Kämpfe gehen unvermindert weiter
Bei einer neuen Offensive im Süden der Ukraine hat das russische Militär derweil nach eigenen Angaben Geländegewinne erzielt. Die Region Saporischschja gilt als strategisch wichtig. Beide Seiten haben dort große Truppenkontingente stationiert. Aus ukrainischer Sicht wäre ein russischer Vormarsch gefährlich, weil dann die eigenen im Osten stationierten Truppen zur Verteidigung des Donbass in Gefahr geraten könnten, eingekesselt zu werden.

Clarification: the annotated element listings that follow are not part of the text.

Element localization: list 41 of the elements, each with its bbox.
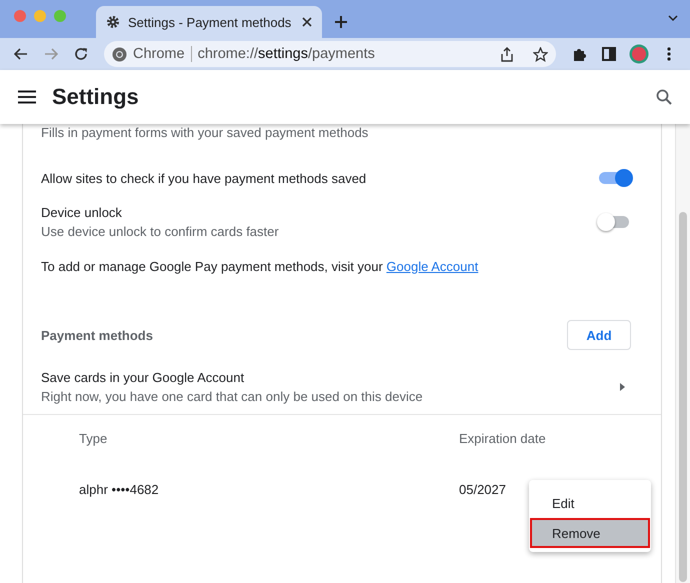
star-icon[interactable] [533, 46, 548, 62]
setting-label: Allow sites to check if you have payment methods saved [41, 170, 368, 188]
reload-icon[interactable] [74, 47, 88, 61]
url-text: chrome://settings/payments [198, 46, 375, 62]
search-icon[interactable] [656, 89, 672, 105]
card-name: alphr ••••4682 [79, 482, 159, 497]
expiration-date: 05/2027 [459, 482, 506, 497]
setting-description: Right now, you have one card that can only be used on this device [41, 388, 424, 406]
gear-icon [106, 15, 120, 29]
menu-item[interactable]: Remove [530, 518, 650, 548]
google-pay-text: To add or manage Google Pay payment methods, visit your Google Account [41, 258, 478, 274]
tab-title: Settings - Payment methods [128, 14, 292, 30]
address-bar[interactable]: Chrome chrome://settings/payments [104, 41, 556, 67]
column-header: Type [79, 431, 108, 446]
omnibox-label: Chrome [133, 46, 185, 62]
add-button[interactable]: Add [567, 320, 631, 350]
setting-label: Device unlock [41, 204, 123, 222]
back-icon[interactable] [14, 48, 28, 60]
scrollbar-thumb[interactable] [679, 212, 687, 582]
toggle-switch[interactable] [599, 216, 629, 228]
new-tab-icon[interactable] [334, 15, 348, 29]
menu-item[interactable]: Edit [530, 488, 650, 518]
chevron-down-icon[interactable] [668, 15, 678, 22]
google-account-link[interactable]: Google Account [386, 258, 478, 274]
caret-right-icon [620, 383, 625, 391]
column-header: Expiration date [459, 431, 546, 446]
puzzle-icon[interactable] [572, 46, 586, 62]
more-icon[interactable] [667, 47, 671, 61]
setting-description: Fills in payment forms with your saved payment methods [41, 125, 368, 140]
share-icon[interactable] [501, 46, 513, 62]
save-cards-row[interactable]: Save cards in your Google Account Right now, you have one card that can only be used on this device [23, 368, 661, 406]
section-title: Payment methods [41, 328, 154, 342]
setting-label: Save cards in your Google Account [41, 369, 246, 387]
side-panel-icon[interactable] [602, 47, 616, 61]
setting-description: Use device unlock to confirm cards faster [41, 223, 280, 241]
page-title: Settings [52, 84, 140, 110]
chrome-icon [112, 46, 127, 62]
close-icon[interactable] [302, 17, 312, 27]
browser-tab[interactable]: Settings - Payment methods [96, 6, 322, 38]
menu-icon[interactable] [18, 90, 36, 104]
avatar-icon[interactable] [629, 44, 649, 64]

Auf russischer Seite befürchtet man, dass die Ukrainer mit einem Vorstoß Richtung Meer einen Keil zwischen die russischen Truppen treiben könnten, womit die Versorgung der Einheiten in der Region praktisch unmöglich würde.
Nach britischer Einschätzung herrscht in der Ukraine derzeit ein militärisches Patt. «Der Konflikt befindet sich insgesamt in einer Sackgasse, teilte das britische Verteidigungsministerium mit. «Es besteht jedoch eine realistische Möglichkeit lokaler russischer Vorstöße um Bachmut.» Die Stadt im ostukrainischen Gebiet Donezk steht seit Monaten im Mittelpunkt der Gefechte.